The tribe issued a statement last month, reflecting on last fall’s flooding, saying: “This has been a trying experience for all involved … However, there are many positive things as a result. While you may see downed trees on the trails where the flood crashed through, you will also see flourishing flora and fauna and new waterfall flows.”
The White House noted that: “Federal funding is available to the Havasupai tribe and certain private non-profit organizations on a cost-sharing basis for emergency work and the repair or replacement of facilities damaged by the flooding,” the statement continued.
In December, the tribe noted that it had been in a dispute with the third-party tourism operator it had normally worked with and had switched to another operator in preparation of the 2023 tourism season.
Last month, the tribe also reported fresh uranium mining activity in the Grand Canyon region where the tribe’s water source originates, which it has long claimed is an existential threat.

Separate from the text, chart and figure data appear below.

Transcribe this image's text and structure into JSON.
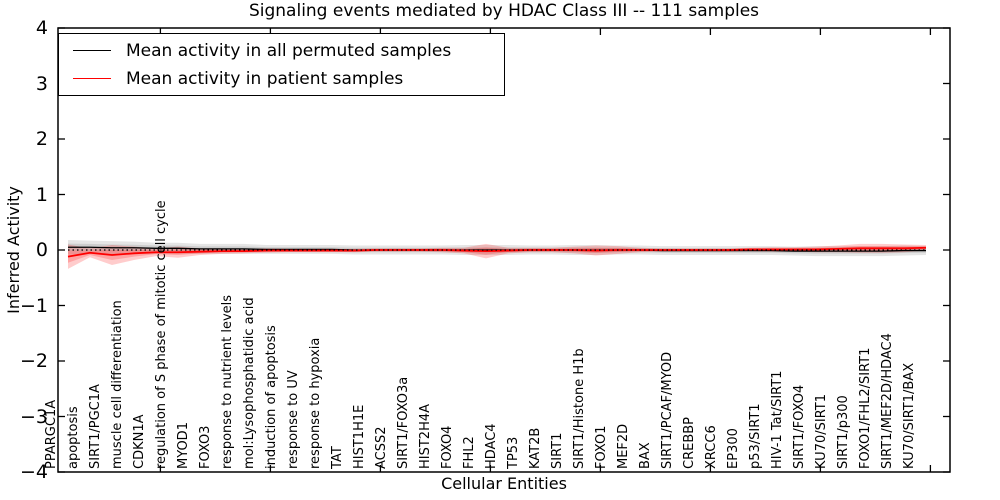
{
  "figure": {
    "title": "Signaling events mediated by HDAC Class III -- 111 samples",
    "xlabel": "Cellular Entities",
    "ylabel": "Inferred Activity"
  },
  "legend": {
    "position": "upper left",
    "items": [
      {
        "label": "Mean activity in all permuted samples",
        "color": "#000000"
      },
      {
        "label": "Mean activity in patient samples",
        "color": "#ff0000"
      }
    ]
  },
  "colors": {
    "axis": "#000000",
    "patient_line": "#ff0000",
    "permuted_line": "#000000",
    "patient_band": "rgba(255,0,0,0.20)",
    "permuted_band": "rgba(0,0,0,0.10)",
    "background": "#ffffff"
  },
  "chart_data": {
    "type": "line",
    "title": "Signaling events mediated by HDAC Class III -- 111 samples",
    "xlabel": "Cellular Entities",
    "ylabel": "Inferred Activity",
    "ylim": [
      -4,
      4
    ],
    "yticks": [
      4,
      3,
      2,
      1,
      0,
      -1,
      -2,
      -3,
      -4
    ],
    "grid": false,
    "legend_position": "upper left",
    "zero_reference_line": "dotted",
    "categories": [
      "PPARGC1A",
      "apoptosis",
      "SIRT1/PGC1A",
      "muscle cell differentiation",
      "CDKN1A",
      "regulation of S phase of mitotic cell cycle",
      "MYOD1",
      "FOXO3",
      "response to nutrient levels",
      "mol:Lysophosphatidic acid",
      "induction of apoptosis",
      "response to UV",
      "response to hypoxia",
      "TAT",
      "HIST1H1E",
      "ACSS2",
      "SIRT1/FOXO3a",
      "HIST2H4A",
      "FOXO4",
      "FHL2",
      "HDAC4",
      "TP53",
      "KAT2B",
      "SIRT1",
      "SIRT1/Histone H1b",
      "FOXO1",
      "MEF2D",
      "BAX",
      "SIRT1/PCAF/MYOD",
      "CREBBP",
      "XRCC6",
      "EP300",
      "p53/SIRT1",
      "HIV-1 Tat/SIRT1",
      "SIRT1/FOXO4",
      "KU70/SIRT1",
      "SIRT1/p300",
      "FOXO1/FHL2/SIRT1",
      "SIRT1/MEF2D/HDAC4",
      "KU70/SIRT1/BAX"
    ],
    "series": [
      {
        "name": "Mean activity in all permuted samples",
        "color": "#000000",
        "line_style": "solid",
        "values": [
          0.05,
          0.05,
          0.04,
          0.04,
          0.03,
          0.03,
          0.02,
          0.02,
          0.02,
          0.01,
          0.01,
          0.01,
          0.01,
          0.0,
          0.0,
          0.0,
          0.0,
          0.0,
          0.0,
          0.0,
          0.0,
          0.0,
          0.0,
          0.0,
          0.0,
          0.0,
          0.0,
          -0.01,
          -0.01,
          -0.01,
          -0.01,
          -0.01,
          -0.01,
          -0.02,
          -0.02,
          -0.02,
          -0.02,
          -0.02,
          -0.01,
          -0.01
        ],
        "band_halfwidth": [
          0.13,
          0.12,
          0.12,
          0.11,
          0.1,
          0.1,
          0.09,
          0.09,
          0.09,
          0.08,
          0.08,
          0.08,
          0.08,
          0.08,
          0.08,
          0.08,
          0.08,
          0.08,
          0.09,
          0.09,
          0.09,
          0.08,
          0.08,
          0.09,
          0.09,
          0.08,
          0.08,
          0.08,
          0.08,
          0.08,
          0.08,
          0.08,
          0.08,
          0.08,
          0.09,
          0.09,
          0.09,
          0.09,
          0.09,
          0.08
        ],
        "band_color": "rgba(0,0,0,0.10)"
      },
      {
        "name": "Mean activity in patient samples",
        "color": "#ff0000",
        "line_style": "solid",
        "values": [
          -0.12,
          -0.05,
          -0.09,
          -0.06,
          -0.04,
          -0.04,
          -0.03,
          -0.02,
          -0.02,
          -0.01,
          -0.01,
          -0.01,
          -0.01,
          -0.01,
          0.0,
          0.0,
          0.0,
          0.0,
          -0.01,
          -0.02,
          -0.01,
          0.0,
          0.0,
          0.0,
          -0.01,
          0.0,
          0.0,
          0.0,
          0.0,
          0.0,
          0.0,
          0.01,
          0.01,
          0.01,
          0.01,
          0.02,
          0.03,
          0.03,
          0.03,
          0.04
        ],
        "band_halfwidth": [
          0.22,
          0.08,
          0.18,
          0.12,
          0.07,
          0.1,
          0.06,
          0.05,
          0.04,
          0.04,
          0.03,
          0.03,
          0.03,
          0.03,
          0.03,
          0.03,
          0.03,
          0.04,
          0.05,
          0.13,
          0.05,
          0.04,
          0.04,
          0.06,
          0.09,
          0.07,
          0.04,
          0.03,
          0.03,
          0.03,
          0.03,
          0.03,
          0.04,
          0.04,
          0.05,
          0.06,
          0.08,
          0.08,
          0.07,
          0.05
        ],
        "band_color": "rgba(255,0,0,0.20)"
      }
    ]
  }
}
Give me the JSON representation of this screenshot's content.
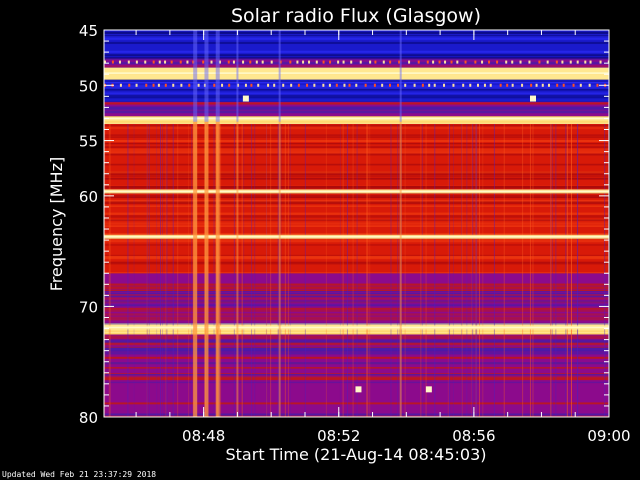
{
  "chart_data": {
    "type": "heatmap",
    "title": "Solar radio Flux (Glasgow)",
    "xlabel": "Start Time (21-Aug-14 08:45:03)",
    "ylabel": "Frequency [MHz]",
    "footer": "Updated Wed Feb 21 23:37:29 2018",
    "x_range": [
      "08:45:03",
      "09:00:00"
    ],
    "y_range_mhz": [
      45,
      80
    ],
    "y_axis": "reversed",
    "x_ticks": [
      "08:48",
      "08:52",
      "08:56",
      "09:00"
    ],
    "y_ticks": [
      45,
      50,
      55,
      60,
      70,
      80
    ],
    "frequency_bands": [
      {
        "from_mhz": 45.0,
        "to_mhz": 47.5,
        "level": "low"
      },
      {
        "from_mhz": 47.5,
        "to_mhz": 48.4,
        "level": "medium"
      },
      {
        "from_mhz": 48.4,
        "to_mhz": 49.5,
        "level": "very-high"
      },
      {
        "from_mhz": 49.5,
        "to_mhz": 51.5,
        "level": "low"
      },
      {
        "from_mhz": 51.5,
        "to_mhz": 52.8,
        "level": "medium"
      },
      {
        "from_mhz": 52.8,
        "to_mhz": 53.5,
        "level": "very-high"
      },
      {
        "from_mhz": 53.5,
        "to_mhz": 67.0,
        "level": "high"
      },
      {
        "from_mhz": 67.0,
        "to_mhz": 71.5,
        "level": "medium"
      },
      {
        "from_mhz": 71.5,
        "to_mhz": 72.5,
        "level": "very-high"
      },
      {
        "from_mhz": 72.5,
        "to_mhz": 80.0,
        "level": "medium"
      }
    ],
    "bright_lines_mhz": [
      48.9,
      53.0,
      59.6,
      63.7,
      71.9
    ],
    "burst_times": [
      "08:47:45",
      "08:48:05",
      "08:48:25",
      "08:49:00",
      "08:50:15",
      "08:53:50"
    ],
    "hot_spots": [
      {
        "time": "08:52:35",
        "mhz": 77.5
      },
      {
        "time": "08:54:40",
        "mhz": 77.5
      },
      {
        "time": "08:49:15",
        "mhz": 51.2
      },
      {
        "time": "08:57:45",
        "mhz": 51.2
      }
    ],
    "colors": {
      "low": "#1a1acc",
      "medium": "#8c0a8c",
      "high": "#d81a08",
      "very-high": "#ffe890",
      "peak": "#fff9c8"
    }
  }
}
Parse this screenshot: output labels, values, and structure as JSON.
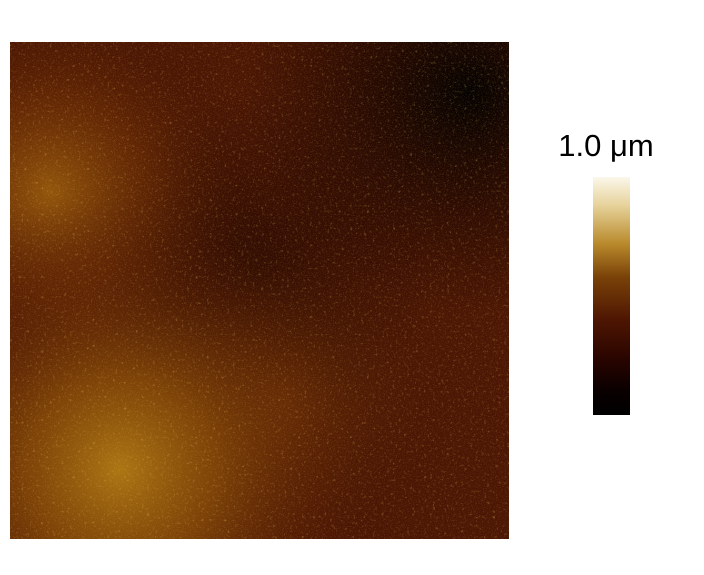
{
  "scale_bar": {
    "max_label": "1.0 μm"
  },
  "colors": {
    "background": "#ffffff",
    "height_low": "#000000",
    "height_mid": "#5a1a02",
    "height_high": "#c8901f",
    "height_max": "#fbf7ea"
  }
}
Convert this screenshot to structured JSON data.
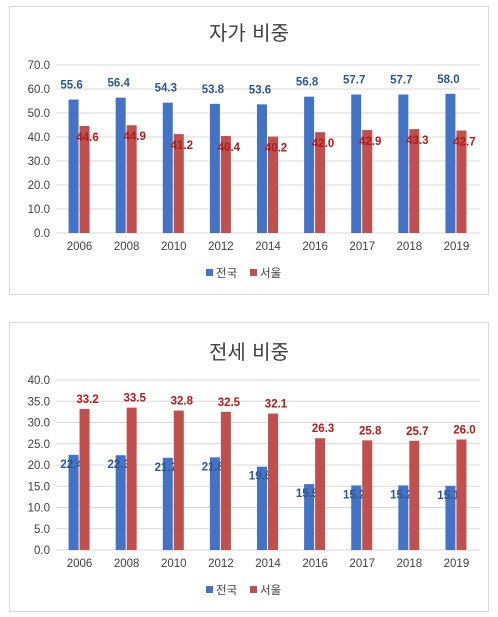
{
  "chart_data": [
    {
      "type": "bar",
      "title": "자가 비중",
      "categories": [
        "2006",
        "2008",
        "2010",
        "2012",
        "2014",
        "2016",
        "2017",
        "2018",
        "2019"
      ],
      "series": [
        {
          "name": "전국",
          "color": "#4472c4",
          "values": [
            55.6,
            56.4,
            54.3,
            53.8,
            53.6,
            56.8,
            57.7,
            57.7,
            58.0
          ]
        },
        {
          "name": "서울",
          "color": "#c0504d",
          "values": [
            44.6,
            44.9,
            41.2,
            40.4,
            40.2,
            42.0,
            42.9,
            43.3,
            42.7
          ]
        }
      ],
      "ylim": [
        0,
        70
      ],
      "yticks": [
        "0.0",
        "10.0",
        "20.0",
        "30.0",
        "40.0",
        "50.0",
        "60.0",
        "70.0"
      ],
      "grid": true,
      "legend": "bottom"
    },
    {
      "type": "bar",
      "title": "전세 비중",
      "categories": [
        "2006",
        "2008",
        "2010",
        "2012",
        "2014",
        "2016",
        "2017",
        "2018",
        "2019"
      ],
      "series": [
        {
          "name": "전국",
          "color": "#4472c4",
          "values": [
            22.4,
            22.3,
            21.7,
            21.8,
            19.6,
            15.5,
            15.2,
            15.2,
            15.1
          ]
        },
        {
          "name": "서울",
          "color": "#c0504d",
          "values": [
            33.2,
            33.5,
            32.8,
            32.5,
            32.1,
            26.3,
            25.8,
            25.7,
            26.0
          ]
        }
      ],
      "ylim": [
        0,
        40
      ],
      "yticks": [
        "0.0",
        "5.0",
        "10.0",
        "15.0",
        "20.0",
        "25.0",
        "30.0",
        "35.0",
        "40.0"
      ],
      "grid": true,
      "legend": "bottom"
    }
  ]
}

“It is time to permanently ban uranium mining – not only to preserve the Havasupai tribe’s cultural identity and our existence as the Havasupai people but to protect the Grand Canyon for generations to come,” the tribal chairman, Thomas Siyuja Sr, said in a statement reported by Native News Online. “With recent activity observed inside the mine fence, it is clear that the mining company is making plans to begin its operations.”
The legacy of uranium mining has long threatened Native American communities, including the Havasupai tribe. From 1944 to 1986, close to 30m tons of uranium ore were extracted from neighboring Navajo lands. During the cold war, companies extracted millions of tons of uranium in those territories to meet the demands for nuclear weapons, causing environmental blight.